興味津々の目で覗き込まれて、少し口角だけを動かす。

オレにかわされたと思ったのか、“まっ”と頬を膨らませたミラ。

違うと否定しようとしたが、…面倒になり、止めた。



「どうしたの?沈んでるわね」



カラになったグラスと入れ替えに。

新たに差し出されたグラスの中で、琥珀色の液体がゆらりと波打つ。

一瞬だけ光を放ったその様子は、―…まるで彼女の瞳のようだと。

いつもどこかで彼女を基本に考える癖がついてしまった己を笑う。



「別に、沈んでなんかないさ」



爪先でグラスを弾けば、カンとひとつ甲高い音が鳴る。

そして、それに合わせるかのように氷がぐらりと傾いて、とぷんと深く沈み込む。

琥珀色のアルコールに捕らわれた、氷の欠片。



「いや、…そうかな」

「くすくす。どっちなのよ」

「正直、オレにも分からねぇ」



ぐいっとグラスを煽れば、アルコールが胃に沁みてじんわりと全身へ広がる陶酔感。

この感覚は、まるで彼女の傍にいる時に感じるソレと似ている。

だがここにあるのは、…彼女じゃ、ない。



「こんな所で疑似感覚に酔ってるぐらいなら、直接言いなさいな」

「あぁ…?一体何の事を言って…」

「…自覚ないとは言わせないわよ?」



横を向いたまま、グラスを磨き続けるミラはどこか楽しそうで、少し怒っているようで。

言いたい事は多分、あの事だろうと薄々気づいたけれど。

ルーシィを追い詰めた事など、ミラは知らないはずなのに一体どこから知り得たのか。



でも、それを素直に認める訳にはいかない。

―――傷付けたルーシィ以外には。



「何の事やら?」



“ごちそうさん”とグラスを戻し、ゆっくりと腰を上げる。

背中に突き刺さる視線はこの際無視して、ミラの視界から姿を隠して。

完全にその気配が感じられなくなった場所でようやくひとつ、ため息が零れ落ちた。



「分かってない訳じゃ、ねぇんだよ」



あんな必死な顔をして。あんなに泣きそうな顔をして。

ナツがどうの、家賃がどうの、小説がどうのと懸命に言い訳を並べていたが。

“気付いてよ!”…そう、まるで全身から叫んでいたかのようなルーシィ。



少し前から、気付いていたんだ。

いつも、いつも、何か言いたそうな視線が追い駆けてきて。

何なんだろうと振り返れば、露骨に外されるソレの意味。



「分からねぇだけなんだ。―…どうしたらいいのか」



受け止めるには、想いが足りない。

拒否するには、惹かれ過ぎてる。



宙ぶらりんな自分の心。



ルーシィが思っている事全部聞けたら、少しは、自分の想いの輪郭が分かるんじゃないかって。

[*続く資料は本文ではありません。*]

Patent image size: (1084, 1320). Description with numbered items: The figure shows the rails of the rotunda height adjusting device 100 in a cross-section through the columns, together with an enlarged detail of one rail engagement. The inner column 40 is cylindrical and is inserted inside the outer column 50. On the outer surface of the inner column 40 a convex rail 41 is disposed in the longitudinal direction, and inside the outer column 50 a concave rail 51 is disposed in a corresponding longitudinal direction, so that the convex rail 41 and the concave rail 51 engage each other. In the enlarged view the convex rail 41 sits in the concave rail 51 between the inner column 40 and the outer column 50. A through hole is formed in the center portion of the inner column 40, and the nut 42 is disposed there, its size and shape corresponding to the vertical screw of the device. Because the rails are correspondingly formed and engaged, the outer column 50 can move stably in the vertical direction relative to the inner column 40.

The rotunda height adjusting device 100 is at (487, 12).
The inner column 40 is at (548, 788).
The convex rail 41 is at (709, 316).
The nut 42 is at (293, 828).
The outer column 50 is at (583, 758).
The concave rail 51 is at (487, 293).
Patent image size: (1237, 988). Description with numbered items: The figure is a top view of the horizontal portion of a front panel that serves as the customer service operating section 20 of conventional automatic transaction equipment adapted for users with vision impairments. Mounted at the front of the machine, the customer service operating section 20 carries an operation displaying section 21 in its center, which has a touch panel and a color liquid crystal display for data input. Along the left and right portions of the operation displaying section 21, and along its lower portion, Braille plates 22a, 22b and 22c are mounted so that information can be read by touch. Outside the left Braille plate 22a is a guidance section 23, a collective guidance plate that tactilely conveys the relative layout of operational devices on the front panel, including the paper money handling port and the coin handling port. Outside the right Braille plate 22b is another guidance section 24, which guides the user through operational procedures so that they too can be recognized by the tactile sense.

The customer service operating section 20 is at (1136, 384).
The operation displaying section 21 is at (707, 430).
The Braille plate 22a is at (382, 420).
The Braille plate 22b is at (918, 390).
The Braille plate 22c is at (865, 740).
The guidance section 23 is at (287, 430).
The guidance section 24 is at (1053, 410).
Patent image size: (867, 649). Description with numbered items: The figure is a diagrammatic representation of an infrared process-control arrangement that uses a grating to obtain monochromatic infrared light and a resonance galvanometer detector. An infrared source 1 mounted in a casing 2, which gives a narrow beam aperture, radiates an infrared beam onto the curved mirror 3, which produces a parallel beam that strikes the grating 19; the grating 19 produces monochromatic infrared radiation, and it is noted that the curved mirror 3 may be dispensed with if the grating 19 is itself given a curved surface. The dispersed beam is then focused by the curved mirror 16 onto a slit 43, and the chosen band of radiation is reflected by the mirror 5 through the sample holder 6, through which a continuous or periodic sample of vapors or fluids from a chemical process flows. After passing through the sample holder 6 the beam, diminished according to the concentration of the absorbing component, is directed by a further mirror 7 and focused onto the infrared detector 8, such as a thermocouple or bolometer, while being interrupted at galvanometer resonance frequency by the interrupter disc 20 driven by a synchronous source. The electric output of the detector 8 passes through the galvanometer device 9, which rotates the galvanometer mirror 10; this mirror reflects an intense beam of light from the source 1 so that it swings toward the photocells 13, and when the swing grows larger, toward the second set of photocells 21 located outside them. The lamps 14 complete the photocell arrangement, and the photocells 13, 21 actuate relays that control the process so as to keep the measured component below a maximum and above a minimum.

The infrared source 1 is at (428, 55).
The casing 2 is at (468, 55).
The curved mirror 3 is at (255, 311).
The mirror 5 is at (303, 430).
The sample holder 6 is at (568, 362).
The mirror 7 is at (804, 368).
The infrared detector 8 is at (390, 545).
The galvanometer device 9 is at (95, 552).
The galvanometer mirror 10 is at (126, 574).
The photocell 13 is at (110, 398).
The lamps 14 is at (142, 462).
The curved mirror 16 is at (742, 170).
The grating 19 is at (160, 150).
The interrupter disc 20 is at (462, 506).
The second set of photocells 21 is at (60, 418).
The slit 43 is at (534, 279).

そう思った瞬間、彼女が逃げ出すまで追い詰めてしまっていた。



「あー…情けねぇ…!」



空で瞬く星を掴もうと手を延ばし、決して届かぬソレをきゅっと握り閉じ込める。

開いた手の平に残されたのは、己の爪が付けた半月状の爪の跡。

落ちてきたのは数限りなくある星ではなく。



空にひとつしかない、月。



「…くそっ!」



足がどこへ向かっているのか。

それしか分からない。



駆け出してどうしようというのか。

でも、何かに急き立てられるかのように動く体は。

決して止まってなどくれなくて。



段々荒くなる呼吸に、意識が全て奪われていく。



考える事などない。考える必要など、ない。

今はただ。



「動け…!」



一秒でも早く、彼女の所へ。











29.抱きしめる










「だ、れ…?」



荒々しく叩かれたドアに、ルーシィはそっと声を掛ける。

こんな夜に訪ねてくる訪問者など、きっと碌なものじゃない。

半ば怯えながらドアの内側へそっと体を寄せれば、“開けてくれ”と小さく聞こえた覚えのある声。



「グレイ!?どうしたの、こんな時間に」

「あぁ…すまねぇ……けほっ。あぁぁー…」

「と、とにかく中へ!」



ぜーぜーと荒い呼吸を繰り返すグレイを部屋へと導き入れ、とにかく水を用意しようと背を向ける。

それとほぼ同時に。―…背中越しに回された、グレイの腕。



「待、て…、行くな」

「グレ…」



ぎゅっと込められた力の意味は。








手のひらに落ちてきたお月様だけが、知っている。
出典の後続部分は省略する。